Autor: Chabouté
Editora: Levoir
Título original: Contruire un feu
Tradução: João Miguel Lameiras
Introdução: Pedro Bouça
Data da Edição: 2020
Álbum cartonado: 88páginas
ISBN: 978-989-862-873-8
Preço: 10,90 €
Dimensões: 214 x 295 mm
Análise
A adaptação de um texto literário para a banda desenhada é
sempre um risco, que reside em fazer apenas uma transcrição total das palavras
originais, ilustrando-as. Essa é a opção de alguns autores portugueses que,
pode render do ponto de vista comercial, em relação a algumas obras, mas que na
perspetiva da narrativa gráfica é pobre, pois o texto possui toda a informação possível.
A imagem não vem acrescentar nada de novo.
Há outras opções que passam por usar apenas parte do texto,
ou então modificá-lo, extirpando-o de pormenores mais descritivos.
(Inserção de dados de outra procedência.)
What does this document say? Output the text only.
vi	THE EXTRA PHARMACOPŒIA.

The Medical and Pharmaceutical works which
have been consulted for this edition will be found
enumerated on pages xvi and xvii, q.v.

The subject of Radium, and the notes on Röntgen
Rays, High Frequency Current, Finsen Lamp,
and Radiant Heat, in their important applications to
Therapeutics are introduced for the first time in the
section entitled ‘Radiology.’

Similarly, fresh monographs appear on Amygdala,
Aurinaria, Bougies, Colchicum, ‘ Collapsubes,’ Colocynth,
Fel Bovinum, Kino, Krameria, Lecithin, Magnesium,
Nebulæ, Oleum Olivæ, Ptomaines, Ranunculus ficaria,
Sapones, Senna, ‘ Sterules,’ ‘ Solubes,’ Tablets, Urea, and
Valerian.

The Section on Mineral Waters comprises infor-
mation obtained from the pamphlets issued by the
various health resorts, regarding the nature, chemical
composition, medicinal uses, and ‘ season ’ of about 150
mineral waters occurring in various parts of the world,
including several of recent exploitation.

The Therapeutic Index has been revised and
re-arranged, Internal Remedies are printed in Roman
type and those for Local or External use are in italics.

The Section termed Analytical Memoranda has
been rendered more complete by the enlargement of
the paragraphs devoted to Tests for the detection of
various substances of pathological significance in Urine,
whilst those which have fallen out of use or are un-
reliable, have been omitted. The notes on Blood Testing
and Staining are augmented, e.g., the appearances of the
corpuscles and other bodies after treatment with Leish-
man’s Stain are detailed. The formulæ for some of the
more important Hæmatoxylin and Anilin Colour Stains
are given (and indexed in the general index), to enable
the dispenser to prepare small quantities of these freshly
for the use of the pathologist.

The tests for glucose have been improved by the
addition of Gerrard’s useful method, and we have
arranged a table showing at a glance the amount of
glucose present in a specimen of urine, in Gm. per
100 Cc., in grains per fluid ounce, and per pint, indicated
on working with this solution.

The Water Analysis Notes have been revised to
Chabouté segue um caminho diferente. Usa algumas expressões do
texto original, mas modifica-o do ponto de vista da relação entre o narrador e
a personagem. É como se Chabouté criasse um texto novo.
Chabouté consegue, usando um número não muito elevado de
palavras, transferir para as páginas deste livro todo o conteúdo da obra de
Jack London, e para fazê-lo usa a imagem. A obra está de tal forma estruturada,
que se lhe retirássemos as palavras, toda a história era perfeitamente
entendível e muitos dos sentimentos da personagem eram percetíveis. Alguma
informação seria perdida, mas também dá para perceber que se, Chabouté
quisesse, teria eliminado mais palavras, acrescentado mais imagens e a mensagem
teria sido passada de modo claro e legível.
O desenho não tem muitos elementos paisagísticos, humanos ou
animais. A paisagem é monótona: neve, árvores, um homem e um cão; e tudo gira
em torno dos movimentos e gestos que o homem vai efetuando. O único corte com
esta monotonia é o vermelho da fogueira, nas poucas vinhetas em que surge. Mesmo
do homem pouco se vê. Todo o corpo está sempre tapado e apenas a boca, o nariz
e os olhos são visíveis e são apenas os olhos que transmitem as emoções:
desespero, medo, esperança, resignação.
O cão é apenas um elemento que mostra a desadequação do homem
naquele habitat.
A maior parte das vinhetas encontra-se delimitada por um
traço negro. Outras prolongam-se na vinheta seguinte, ou absorvem as limitadas
por moldura, fazendo o leitor aproximar-se da cena ou a estender-se na paisagem
criando uma maior distancia com os factos que estão a ser narrados.
As tonalidades usadas são muito constantes, evidenciando o
tom acastanhado das roupas do homem na paisagem branca assim como a cor do
fogo. A cor do cão, quase branca, mostra a sua adaptação ao meio em contraste
com o homem.
O texto surge todo em legendas, dentro d emoldura, não
existindo qualquer diálogo. As letras são pretas sobre um fundo branco, num
tamanho e tipo que não dificultam a leitura.
O livro apresenta no final uma galeria de esboços, onde se
pode apreciar algum do trabalho que Chabouté fez para realizar esta obra, e
ainda uma pequena nota biográfica sobre o autor, escrita por João Miguel
Lameiras.
O desenho da capa usa também a contracapa, e parece-me o
ponto mais fraco do livro. Embora relacionado com o conteúdo da obra, não está
ao nível de todo o conteúdo que cada um dos desenhos de Chabouté transmite.
Conclusão
Excelente trabalho de Chabouté. Dentro do género de
adaptação de obra literária, é uma das melhores que já li. Bom trabalho no
texto e no desenho criando uma harmonia perfeita.
Um livro a não perder.
Boa tarde, já há alguns anos que sou leitor assíduo do seu blog.
ResponderEliminarE hoje ao ler este post, não resisto a pela primeira vez publicar um comentário, a felicita-lo pois as análises que faz, explanam exactamente o que penso e o que gostaria de saber dizer.